Consider two regions situated so far from each other that they are not causally connected. Thus the regions take generally speaking independent configurations. Therefore a so-called topological defect, analogous to a dislocation in ferromagnetic crystals, appears on the boundary between the regions. A simplest type of such a defect is analogous to a point dislocation. In typical Grand Unification Theories (GUT) such objet represents the magnetic monopole. It behaves as a particle with mass $$ m_{mon}\approx \frac{M_X}{\alpha_U}. $$ Here ${M_X}\approx 10^{16}\,GeV$ is the GUT energy scale and $\alpha_U\approx 1/40$ is the effective coupling constant. The magnetic monopoles could be created in the hot Universe at the phase transition connected to spontaneous symmetry breaking: when temperature of the Universe falls lower than $T_c\approx E_{GUT}\approx 10^{16}\,GeV,$ the Higgs field presented by $X$ and $Y$ massive bosons acquires non-zero vacuum mean. Due to their giant mass, the monopoles become nonrelativistic component of the energy density in the Universe right after their creation. The monopole density is expected to roughly equal to unity in each isolated region. Size of such region is determined by the distance passed by light during the time period $t_c$ from the Big Bang to the phase transition. This distance simply equals to the particle horizon at time $t_c.$ If the universe was dominated by radiation up to that time, then $a\sim t^{1/2}$ and therefore the particle horizon equals to $a(t)\int_0^{t_c}\frac{dt'}{a(t')}=2t_c$. Then the predicted monopole number density reads $$ n_{mon}\approx \frac{1}{\left( 2t_c \right)^3} $$ The time period ${t_c}$ can be estimated from the relation $$ t_c=\frac 14\sqrt{\frac{45}{\pi^3g^*}} M_{Pl}T_{c}^{-2}\approx 10^{-39}\, sec. $$ As the monopoles are non-relativistic particles, then their contribution into the energy density is $$ \rho_{mon}=n_{mon}m_{mon}\approx \frac{1}{\left( 2t_c \right)^3}\frac{M_X}{\alpha_U} \approx 2\times 10^{57}\,GeV^4. $$ Compare this value to the photon concentration at the same time $$ \rho_{\gamma }=\frac{\pi^2}{15}T_c^4\approx 2\times 10^{63}\,GeV^4. $$
Problem 12
At what temperature and time does the contribution of monopoles into the Universe energy density become comparable to the contribution of photons?

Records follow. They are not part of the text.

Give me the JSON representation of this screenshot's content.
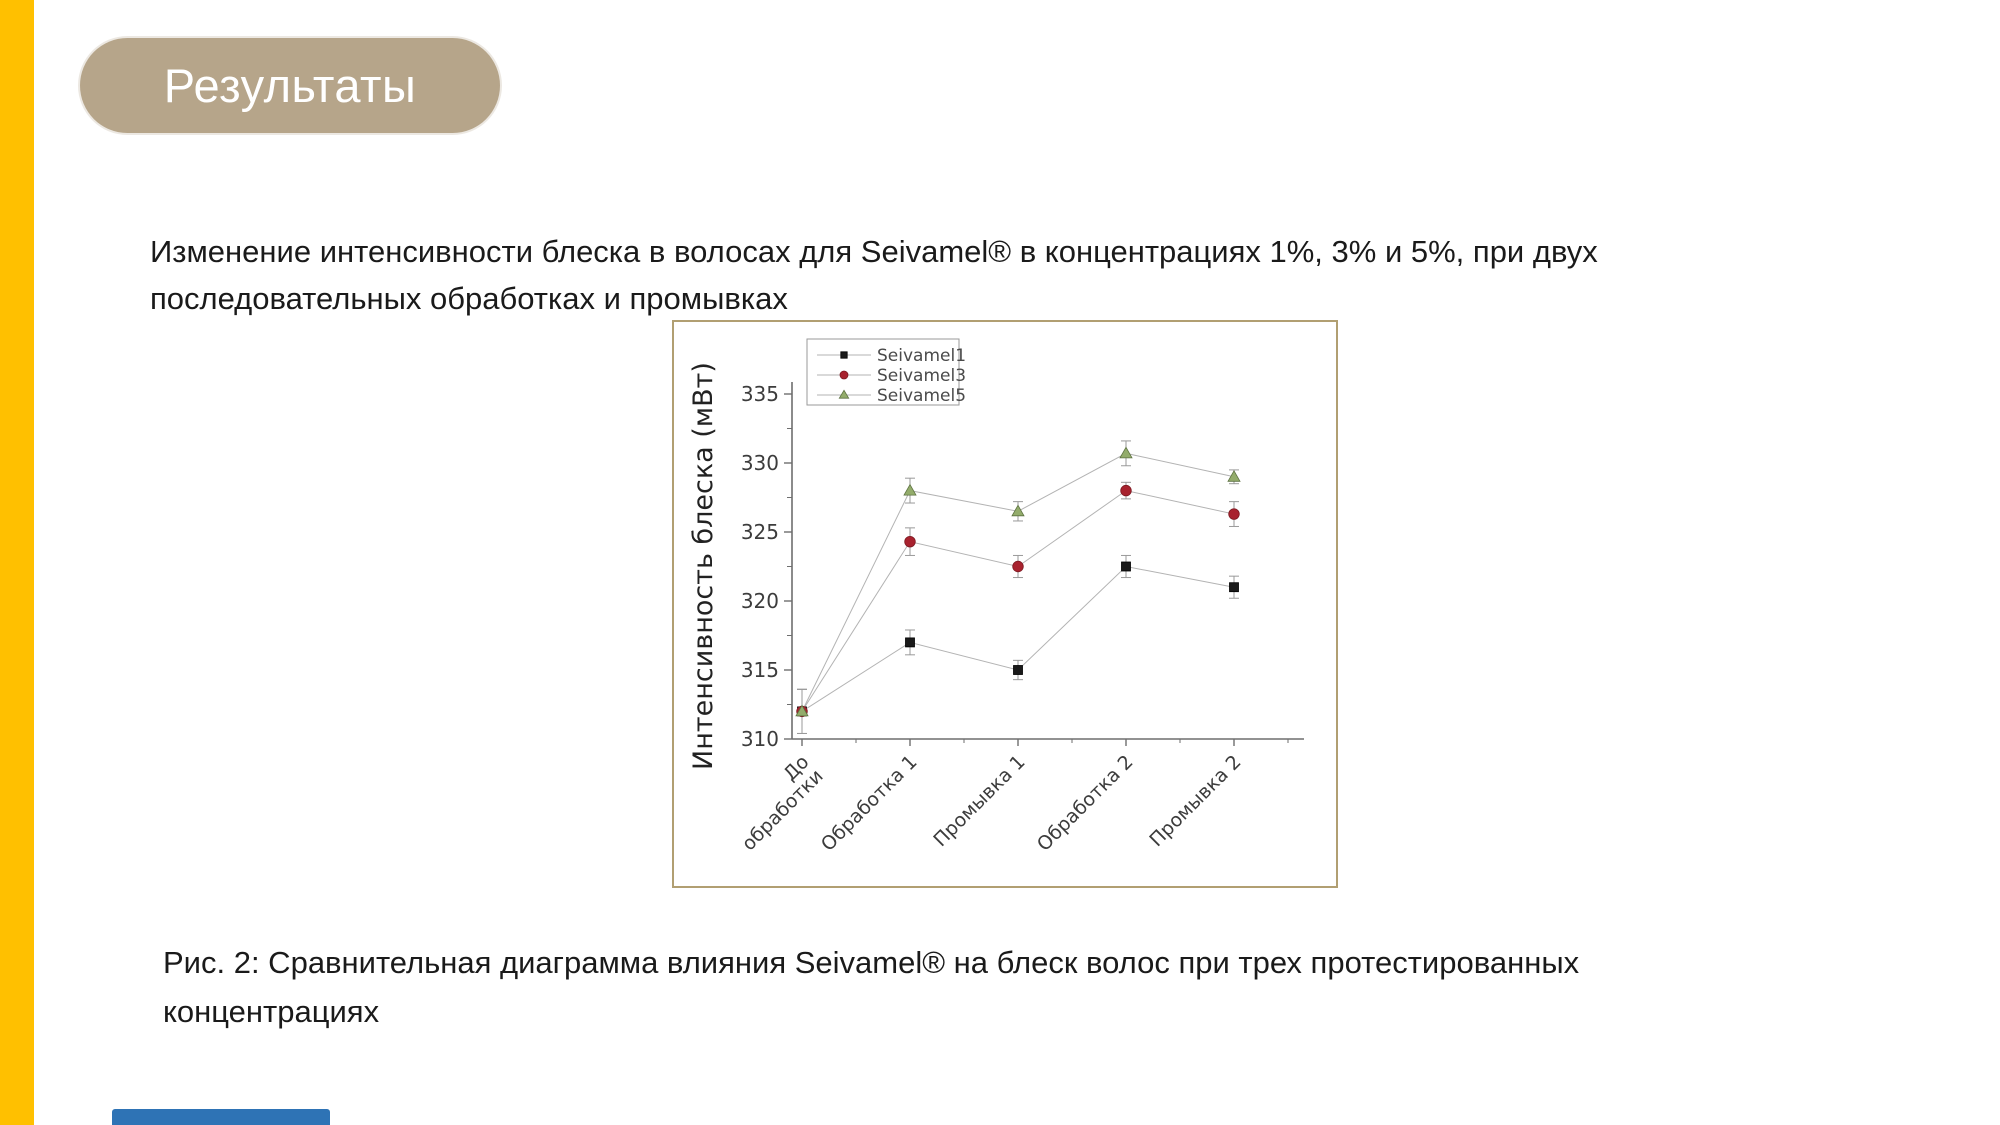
{
  "slide": {
    "title": "Результаты",
    "body_lines": [
      "Изменение интенсивности блеска в волосах для Seivamel®  в концентрациях 1%, 3% и 5%, при двух",
      "последовательных обработках и промывках"
    ],
    "caption_lines": [
      "Рис. 2: Сравнительная диаграмма влияния Seivamel® на блеск волос при трех протестированных",
      "концентрациях"
    ],
    "colors": {
      "accent_bar": "#FFC000",
      "title_badge_bg": "#B6A58A",
      "title_text": "#FFFFFF",
      "chart_frame_border": "#B19F72",
      "bottom_bar": "#2E73B5",
      "body_text": "#1A1A1A"
    }
  },
  "chart_data": {
    "type": "line",
    "title": "",
    "xlabel": "",
    "ylabel": "Интенсивность блеска (мВт)",
    "ylim": [
      310,
      335
    ],
    "yticks": [
      310,
      315,
      320,
      325,
      330,
      335
    ],
    "y_minor_step": 2.5,
    "grid": false,
    "legend_position": "inside top-left",
    "categories": [
      "До\nобработки",
      "Обработка 1",
      "Промывка 1",
      "Обработка 2",
      "Промывка 2"
    ],
    "connector_color": "#B3B3B3",
    "error_bar_color": "#9A9A9A",
    "axis_color": "#6E6E6E",
    "tick_label_color": "#3C3C3C",
    "series": [
      {
        "name": "Seivamel1",
        "marker": "square",
        "color": "#1A1A1A",
        "edge": "#000000",
        "values": [
          312,
          317,
          315,
          322.5,
          321
        ],
        "errors": [
          1.6,
          0.9,
          0.7,
          0.8,
          0.8
        ]
      },
      {
        "name": "Seivamel3",
        "marker": "circle",
        "color": "#A8222E",
        "edge": "#7D1A22",
        "values": [
          312,
          324.3,
          322.5,
          328,
          326.3
        ],
        "errors": [
          1.6,
          1.0,
          0.8,
          0.6,
          0.9
        ]
      },
      {
        "name": "Seivamel5",
        "marker": "triangle",
        "color": "#93AC6B",
        "edge": "#5C7140",
        "values": [
          312,
          328,
          326.5,
          330.7,
          329
        ],
        "errors": [
          1.6,
          0.9,
          0.7,
          0.9,
          0.5
        ]
      }
    ]
  }
}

As it was shown in the previous problem, initially the photon energy density considerably exceeded that of monopoles: $\rho_{\gamma }/\rho _{mon}\approx 10^6$. However as the photons are relativistic particles then $\rho _\gamma\sim 1/a^4,$ while the monopoles are non-relativistic and $\rho_{mon}\sim 1/a^3.$ The two energy densities become equal when the scale factor increases in $10^6$ times. Correspondingly the temperature decreases in $10^6$ times, as $a\sim 1/T.$ Using the relation $t\sim T^{-2},$ one obtains that the equality between $\rho_\gamma$ and $\rho_{mon}$ takes places after time increases by factor $10^{12}$. Thus, starting from the GUT scale, $T\approx 10^{16}\,GeV$ at times of order of $t\approx 10^{-39}\,sec,$ the equality $\rho_{\gamma }=\rho_{mon}$ is expected to take place at temperature $T\approx 10^{10}\,GeV$ and time $t\approx 10^{-27}\,sec.$